The software obviously needs to be able to identify the separate cells as opposed to just a large mass, which can be tricky due to the different sizes and shapes of cells, and if they are in multiple layers. This process of separation is called segmentation, and LabView includes the watershed algorithm for this purpose. This method creates a kind of contour map based on the shade of grey in each pixel. This then forms hills and valleys that separate sections of the image – providing segmentation of the cells.
Voosen believes ease-of-use is even more important in the laboratory than on the factory floor. ‘A user can have an expensive camera, with precision motion equipment, and efficient, advanced algorithms, but it must be easy to use. A scientist should not have to be a computer scientist to be able to use it.’ LabView includes various ‘assistants’ that work with one of the scientist’s own images to code the necessary acquisition and analysis specifications, limiting the amount of necessary programming.
However, according to Greg Hollows from Edmund Optics, it is the laboratories that must take the ultimate responsibility for how successful these systems are, by knowing requirements of their applications before they purchase the equipment. ‘They need to identify what they really need, and not just what they want. We can manipulate the laws of physics, but we cannot break them.’
The use of vision in laboratories is not limited to life sciences research: it is becoming increasingly popular in the materials sciences too.
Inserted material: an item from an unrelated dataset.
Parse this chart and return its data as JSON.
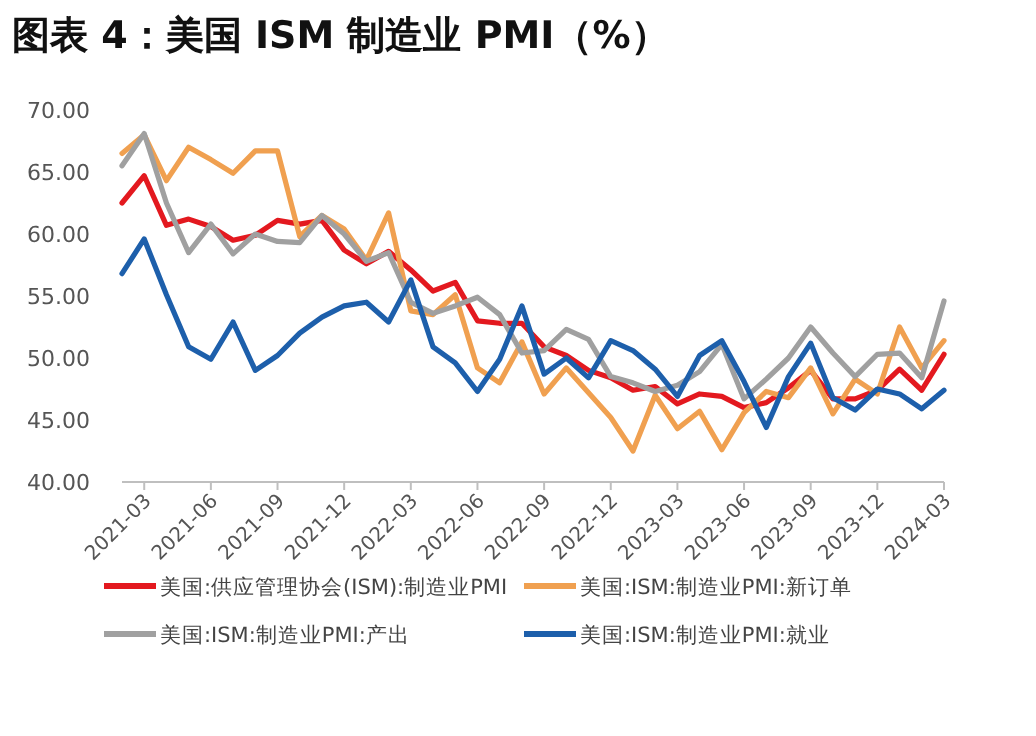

An innovative method of x-ray imaging, called computed tomography (CT) is being used by Fraunhofer Institut für Produktionstechnik und Automatisierung IPA in metrology labs for their industrial partners.
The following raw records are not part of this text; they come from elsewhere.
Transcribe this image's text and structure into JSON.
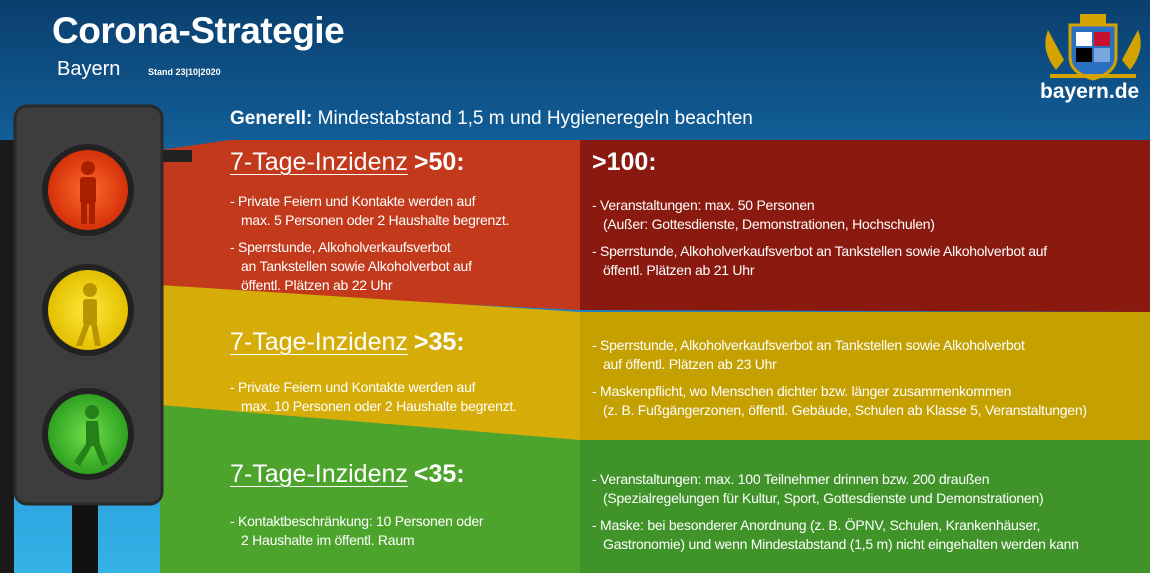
{
  "header": {
    "title": "Corona-Strategie",
    "region": "Bayern",
    "date": "Stand 23|10|2020",
    "site": "bayern.de"
  },
  "general": {
    "label": "Generell:",
    "text": "Mindestabstand 1,5 m und Hygieneregeln beachten"
  },
  "levels": [
    {
      "heading": "7-Tage-Inzidenz",
      "threshold": ">50:",
      "left": [
        [
          "- Private Feiern und Kontakte werden auf",
          "max. 5 Personen oder 2 Haushalte begrenzt."
        ],
        [
          "- Sperrstunde, Alkoholverkaufsverbot",
          "an Tankstellen sowie Alkoholverbot auf",
          "öffentl. Plätzen ab 22 Uhr"
        ]
      ],
      "right_heading": ">100:",
      "right": [
        [
          "- Veranstaltungen: max. 50 Personen",
          "(Außer: Gottesdienste, Demonstrationen, Hochschulen)"
        ],
        [
          "- Sperrstunde, Alkoholverkaufsverbot an Tankstellen sowie Alkoholverbot auf",
          "öffentl. Plätzen ab 21 Uhr"
        ]
      ]
    },
    {
      "heading": "7-Tage-Inzidenz",
      "threshold": ">35:",
      "left": [
        [
          "- Private Feiern und Kontakte werden auf",
          "max. 10 Personen oder 2 Haushalte begrenzt."
        ]
      ],
      "right": [
        [
          "- Sperrstunde, Alkoholverkaufsverbot an Tankstellen sowie Alkoholverbot",
          "auf öffentl. Plätzen ab 23 Uhr"
        ],
        [
          "- Maskenpflicht, wo Menschen dichter bzw. länger zusammenkommen",
          "(z. B. Fußgängerzonen, öffentl. Gebäude, Schulen ab Klasse 5, Veranstaltungen)"
        ]
      ]
    },
    {
      "heading": "7-Tage-Inzidenz",
      "threshold": "<35:",
      "left": [
        [
          "- Kontaktbeschränkung: 10 Personen oder",
          "2 Haushalte im öffentl. Raum"
        ]
      ],
      "right": [
        [
          "- Veranstaltungen: max. 100 Teilnehmer drinnen bzw. 200 draußen",
          "(Spezialregelungen für Kultur, Sport, Gottesdienste und Demonstrationen)"
        ],
        [
          "- Maske: bei besonderer Anordnung (z. B. ÖPNV, Schulen, Krankenhäuser,",
          "Gastronomie) und wenn Mindestabstand (1,5 m) nicht eingehalten werden kann"
        ]
      ]
    }
  ]
}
The Fraunhofer team, led by Dr Kai-Udo Modrich, has developed a method of CT that can create a 3D x-ray image of an object, with each voxel (3D pixel) containing a shade of grey that gives density of the object at that point. To achieve this 3D image, the object is rotated and 800 2D x-ray pictures are taken. Computer processing software then pieces the separate images together.
The image can be analysed to give dimensional measurements (of up to 10μm accuracy) and to detect faults within the material. However, its most exciting application is in prototyping and simulation, reducing the time for a product to leave the design board and reach the end user.
Once a physical rapid prototype has been created, CT is used to scan the prototype into a computer and create a virtual prototype. The design can then be modified and simulations can be run on the model before a final design is decided on.